AOS HERÓIS DA GRANDE GUERRA
11 DE NOVEMBRO DE 1918
Por José Manuel d'Oliveira Vieira
             Após o final da I Grande Guerra (11h00 do 11º dia do 11º mês de 1918), alguns anos antes da construção do Monumento aos Mortos da Grande Guerra que se encontra na Praça da República em Abrantes (4 de Junho 1940), já a população, ex-combatentes, gaseados, estropiados, viúvas, órfãos e militares da praça de Abrantes se reuniam neste local, virados no sentido do Mosteiro da Batalha, para celebrar o Dia do Armistício.
            Por mais testemunhos e pesquisas que haja sobre guerras, nunca a história será completa. Horrores, cobardias, actos relevantes e outros ficarão para sempre no anonimato.
            No dia 7 de Setembro de 1928, em Alferrarede, Emílio Salgueiro, preparou uma pequena brochura dedicada “AOS HEROES DA GRANDE GUERRA” (a). Neste pequeno livro de bolso, Emílio Salgueiro relata a carta que um militar do C.E.P. (Corpo Expedicionário Português), teria escrito nas trincheiras a sua esposa Mariasinha e já prisioneira dos alemães, gravemente ferido, teria completado a mesma.
            Essa carta chegou a Mariasinha pela mão de Noéme, Irmã de Caridade, uma retaguarda de guerra por vezes ignorada, mas conforto de quem dela mais necessita:
            Minha querida Mariasinha:
            São duas horas da madrugada ao co­meçar esta carta. De dia não te pude escre­ver, pois andei em roda viva a fazer os últi­mos preparativos para a retirada de amanhã, por ter acabado o nosso tempo de trincheira.
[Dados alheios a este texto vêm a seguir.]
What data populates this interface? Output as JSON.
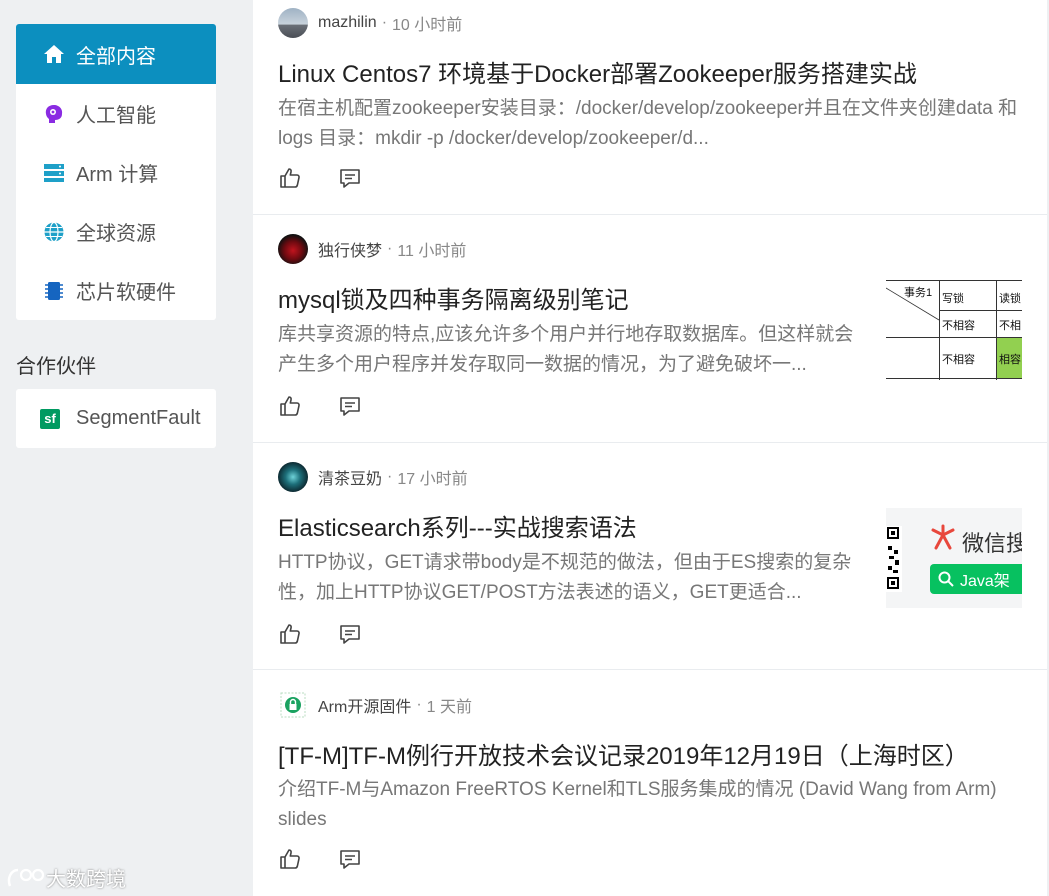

Quasi um ano sempre aqui metido!... Parece-me que desta vez é que vamos re­gressar a Portugal, pelo menos é o que diz toda a gente. Que saudades, querida Maria­sinha!... Desde que te deixei, nunca um só dia se passou que a tua imagem doce, perfumada e simples como as violetas do nosso jardim, não fosse a companheira per­sistente dos meus sonhos, quer estivesse de sentinela alerta na Terra de Ninguém, quer fosse dormindo nos buracos da trincheira. Nunca me abandonaste, querido Amor!... Foste para mim o eflúvio maravilhoso que dava calor e vida ao meu corpo remolhado pelas cacimbas da manhã, que me insuflava coragem para acometer o inimigo, que me embalava na terra lamacenta que servia de tarimba, docemente, docemente, como se eu fora uma creança pequenina.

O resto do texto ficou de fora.